The 40-year-old made it to the top of the Taipei 101 tower in Taiwan unaided — without ropes or safety equipment, wearing just a T-shirt, tracksuit trousers and climbing shoes. His stunt was streamed live on Netflix.
Honnold left the ground at 9am local time and took one hour and 35 minutes to climb the 1,677-ft, 101-storey tower, which was the tallest building in the world until the 2010 construction of the Burj Khalifa in Dubai.
“As long as I can remember I always wanted to climb things,” Honnold told Netflix before the climb. “I’ve always wanted to climb the coolest thing that I could find.”
Sanni McCandless, his wife who was watching the climb in Taiwan, said she was “excited to see him fulfil a lifelong dream”. She continued: “Like all relationships it just comes down to trust. I trust him and I trust his decision-making process.”
The tower was previously scaled by the urban climber Alain Robert, known as the “French Spiderman”, in 2004. It took him nearly four hours, with the use of safety ropes.
The first part of the climb consisted of sloped steel and glass, followed by what looked like eight glass boxes stacked on top of each other, with an enormous metal “dragon” jutting out of each corner. The remaining section of the tower was made up of overhangs, rings and, at its tip, the spire — which was the most dangerous section of the climb.
Honnold took a selfie when he finally got to the top.
The camera crew hung in harnesses on wires around him, filming the climb, and a crowd of thousands gathered below. People inside the building took photos and waved at him as he climbed past.
“It’s a big building,” he said on his mic, partway up the building. “What a beautiful day in Taipei.”
The climb was originally scheduled to take place on Friday, but it was postponed due to wet weather conditions. “Sadly [I] can’t climb a skyscraper while it’s raining,” he said in a video on social media.

Honnold on the side of 101 Skyscraper
ANN WANG/REUTERS


In an interview with the New York Times last week, Honnold said he hoped people would see the “joy” in it. “Like when you’re a kid and look around and think, It’d be amazing to climb up there,” he said. “As an adult, that gets hammered out of you. ‘Why would you do that? That’s dangerous. Do you have insurance?’ You know, all that type of stuff. But there’s something to be said for maintaining that childlike joy of just looking at it, like, that is amazing. I want to do that.
“Just sitting by yourself on the very top of the spire is insane.”
Honnold became a household name after becoming the first person to scale El Capitan, a 3,000ft summit in Yosemite National Park, without a rope.
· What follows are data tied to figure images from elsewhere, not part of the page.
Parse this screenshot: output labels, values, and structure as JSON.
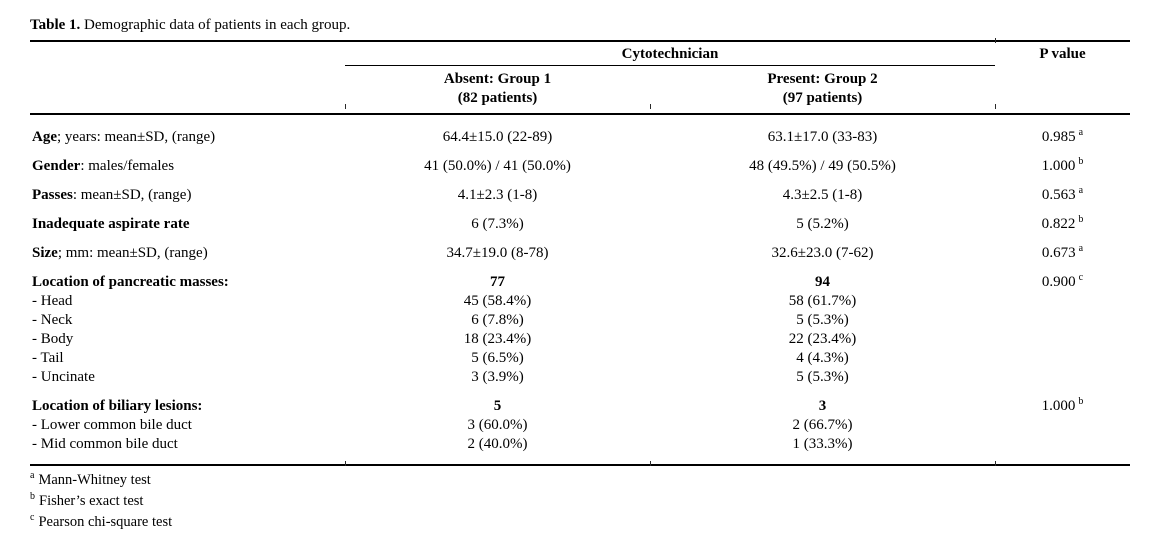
{
  "page": {
    "title_bold": "Table 1.",
    "title_rest": " Demographic data of patients in each group."
  },
  "header": {
    "span": "Cytotechnician",
    "p": "P value",
    "groups": [
      {
        "line1": "Absent: Group 1",
        "line2": "(82 patients)"
      },
      {
        "line1": "Present: Group 2",
        "line2": "(97 patients)"
      }
    ]
  },
  "rows": [
    {
      "b": "Age",
      "r": "; years: mean±SD, (range)",
      "g1": "64.4±15.0 (22-89)",
      "g2": "63.1±17.0 (33-83)",
      "p": "0.985",
      "ps": "a"
    },
    {
      "b": "Gender",
      "r": ": males/females",
      "g1": "41 (50.0%) / 41 (50.0%)",
      "g2": "48 (49.5%) / 49 (50.5%)",
      "p": "1.000",
      "ps": "b"
    },
    {
      "b": "Passes",
      "r": ": mean±SD, (range)",
      "g1": "4.1±2.3 (1-8)",
      "g2": "4.3±2.5 (1-8)",
      "p": "0.563",
      "ps": "a"
    },
    {
      "b": "Inadequate aspirate rate",
      "r": "",
      "g1": "6 (7.3%)",
      "g2": "5 (5.2%)",
      "p": "0.822",
      "ps": "b"
    },
    {
      "b": "Size",
      "r": "; mm: mean±SD, (range)",
      "g1": "34.7±19.0 (8-78)",
      "g2": "32.6±23.0 (7-62)",
      "p": "0.673",
      "ps": "a"
    },
    {
      "b": "Location of pancreatic masses:",
      "r": "",
      "g1": "77",
      "g2": "94",
      "p": "0.900",
      "ps": "c"
    },
    {
      "b": "",
      "r": "- Head",
      "g1": "45 (58.4%)",
      "g2": "58 (61.7%)",
      "p": "",
      "ps": ""
    },
    {
      "b": "",
      "r": "- Neck",
      "g1": "6 (7.8%)",
      "g2": "5 (5.3%)",
      "p": "",
      "ps": ""
    },
    {
      "b": "",
      "r": "- Body",
      "g1": "18 (23.4%)",
      "g2": "22 (23.4%)",
      "p": "",
      "ps": ""
    },
    {
      "b": "",
      "r": "- Tail",
      "g1": "5 (6.5%)",
      "g2": "4 (4.3%)",
      "p": "",
      "ps": ""
    },
    {
      "b": "",
      "r": "- Uncinate",
      "g1": "3 (3.9%)",
      "g2": "5 (5.3%)",
      "p": "",
      "ps": ""
    },
    {
      "b": "Location of biliary lesions:",
      "r": "",
      "g1": "5",
      "g2": "3",
      "p": "1.000",
      "ps": "b"
    },
    {
      "b": "",
      "r": "- Lower common bile duct",
      "g1": "3 (60.0%)",
      "g2": "2 (66.7%)",
      "p": "",
      "ps": ""
    },
    {
      "b": "",
      "r": "- Mid common bile duct",
      "g1": "2 (40.0%)",
      "g2": "1 (33.3%)",
      "p": "",
      "ps": ""
    }
  ],
  "footnotes": [
    {
      "sup": "a",
      "text": "Mann-Whitney test"
    },
    {
      "sup": "b",
      "text": "Fisher’s exact test"
    },
    {
      "sup": "c",
      "text": "Pearson chi-square test"
    }
  ]
}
The stunt was featured in the 2018 Bafta and Oscar-winning film Free Solo.
Before that, he climbed the Moonlight Buttress and the Half Dome.
“When I’m doing these hard free solos, I like to think that the risk, the chance of me falling off is quite low even though the consequence is extremely high,” he said in Free Solo. “And that’s one of the appeals of free soloing, to take something that seems difficult and dangerous and make it feel safe.”
There had been significant public debate about the live streaming of the event, in case of catastrophe.
“It’s obviously a conversation that everybody has,” Jeff Gaspin, Netflix’s vice-president of unscripted series, told Variety. “You can imagine what we’ll do. It’s nothing momentous. We’ll cut away. We have a ten-second delay. Nobody expects or wants to see anything like that to happen. But we will cut away, and it’s as simple as that.”

Crowds gather to watch Honnold
CHIANG YING-YING/AP


Honnold lives in Las Vegas with his wife, whom he met at a book signing event in 2015, with their two daughters, aged three and one.
His passion for climbing started as a child with trips to the climbing gym at age five. He eventually started to road trip and go to campgrounds more often. Honnold has said he started soloing because “he didn’t want to talk to strangers”.
“I think that when he’s free soloing, that’s when he feels the most alive, the most everything, feels the most,” Deidre Wolownick, Honnold’s mother who started climbing at age 60 and became the oldest woman to climb El Capitan aged 66, said in Free Solo. “And how can you ever think about taking that away from someone? I wouldn’t.”